As a general guide, I will put down a combo of slow and fast release in mid spring with biostimulant ( prime example is carbon x - I put down 0.5lb/month- this is lower than the nitrogen blitz). Summer months I would put down slow organic alternative (for me this is baystate fertilizer). 
Even though I do have irrigation I do not like mowing 3 times a week in the heat of summer so that helps. Lol

Late summer early fall - a mix of slow and fast release and transition to AMS initially and then urea later.

Please keep in mind that I try keeping my costs down because I have a 24k lawn so costs explode sometimes. 
You can use some higher quality products (which are more expensive but better results) and have a great looking lawn

One piece of advise. Go slow in buying stuff. Look at a few places before pulling the trigger. 
Look at co-OP stores. Nutrien AG should have a store near you. Urea and AMS are typically around $15 a bag (great value and will last you a while)

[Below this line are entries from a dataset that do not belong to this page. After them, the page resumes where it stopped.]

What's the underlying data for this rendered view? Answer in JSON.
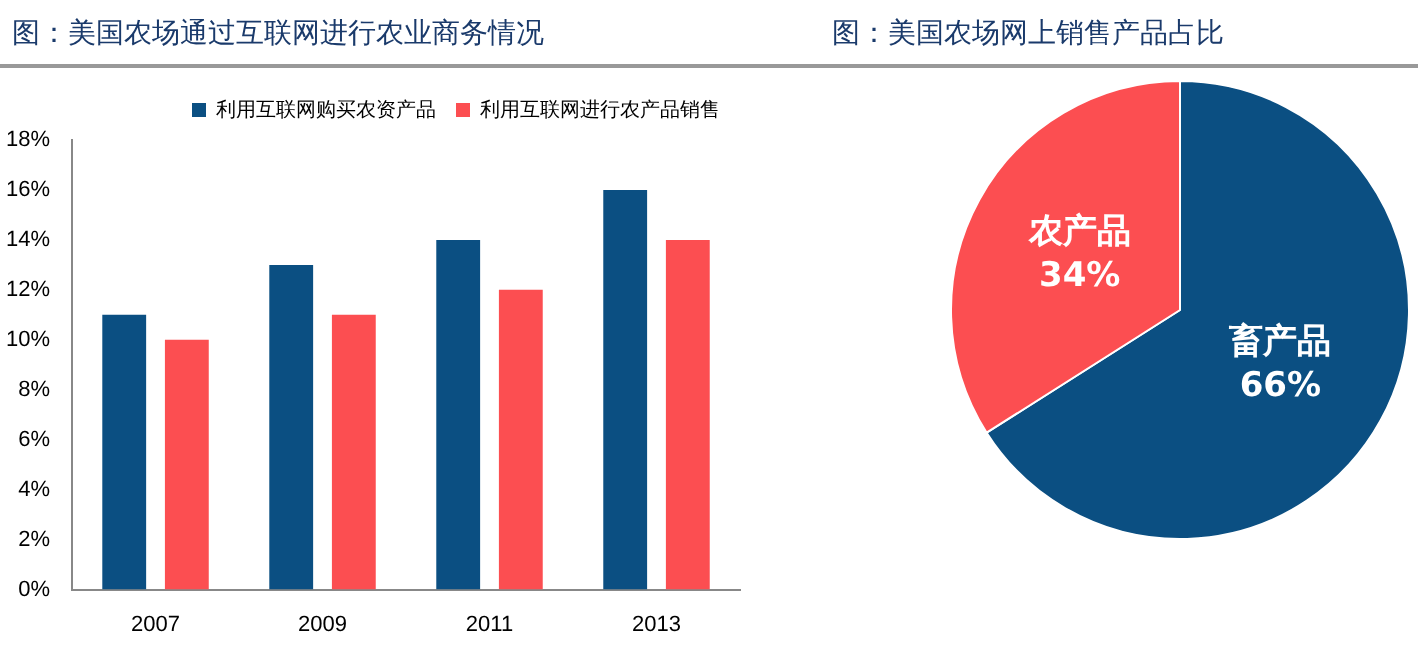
{
  "chart_data": [
    {
      "type": "bar",
      "title": "图：美国农场通过互联网进行农业商务情况",
      "categories": [
        "2007",
        "2009",
        "2011",
        "2013"
      ],
      "series": [
        {
          "name": "利用互联网购买农资产品",
          "color": "#0b4f82",
          "values": [
            11,
            13,
            14,
            16
          ]
        },
        {
          "name": "利用互联网进行农产品销售",
          "color": "#fc4e51",
          "values": [
            10,
            11,
            12,
            14
          ]
        }
      ],
      "ylim": [
        0,
        18
      ],
      "yticks": [
        {
          "value": 0,
          "label": "0%"
        },
        {
          "value": 2,
          "label": "2%"
        },
        {
          "value": 4,
          "label": "4%"
        },
        {
          "value": 6,
          "label": "6%"
        },
        {
          "value": 8,
          "label": "8%"
        },
        {
          "value": 10,
          "label": "10%"
        },
        {
          "value": 12,
          "label": "12%"
        },
        {
          "value": 14,
          "label": "14%"
        },
        {
          "value": 16,
          "label": "16%"
        },
        {
          "value": 18,
          "label": "18%"
        }
      ],
      "grid": false,
      "legend": "top"
    },
    {
      "type": "pie",
      "title": "图：美国农场网上销售产品占比",
      "categories": [
        "畜产品",
        "农产品"
      ],
      "values": [
        66,
        34
      ],
      "colors": [
        "#0b4f82",
        "#fc4e51"
      ],
      "value_labels": [
        "66%",
        "34%"
      ],
      "legend": false
    }
  ]
}
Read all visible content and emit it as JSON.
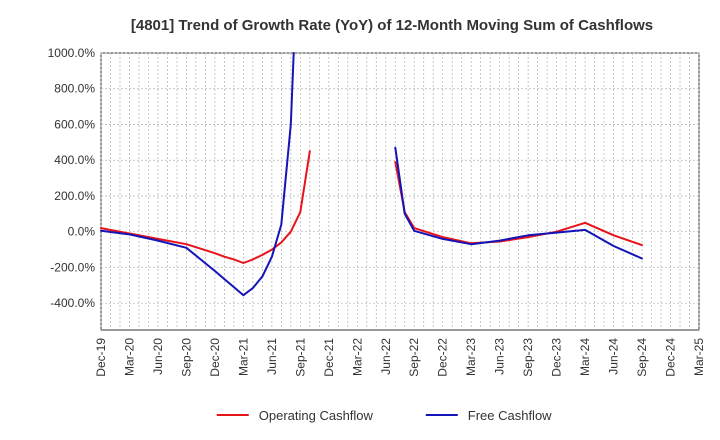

Also compare pricing of liquid prodiamine spray- I feel its more cost effective and I get a more uniform coverage.


----------



## john5246 (Jul 21, 2019)

uts said:


> john5246 said:
> 
> 
> > .
> ...


For me I found the idea to not fertilize in July to be wrong. I had been doing it for over 15yrs with scotts products...specifically the "summer guard" which has bug killer in it. We never had a big problem with rust until this year when I decided I would only put down Milo during July.


----------



## gm560 (Feb 22, 2018)

The cheapest way IMO is to not be dead set on any particular brand or product and dont buy anything until very late in the season. Then drive around it your local Lowes, HD, Walmart, etc. They will knock down leftover fertilizer to a borderline ridiculous degree. Those #25-50 bags of fertilizer will cost them a fortune to store for the next 5 months, so they just want them gone. I have purchased bags of scotts, lesco, etc for the price of a cup of coffee. Know what you need for the next season and buy it all at a discount.

In terms of weed control, yes that Prodiamine is likely the best bang for your buck. For post emergence, I like the WeedBGon + Quinclorac for 95% of the weeds I see in my lawn. If you are not blanket spraying, which you shouldnt need to do often, the 32oz bottle of concentrate should last you a while and is not a lot of money. The spectracide product you posted is similar.


----------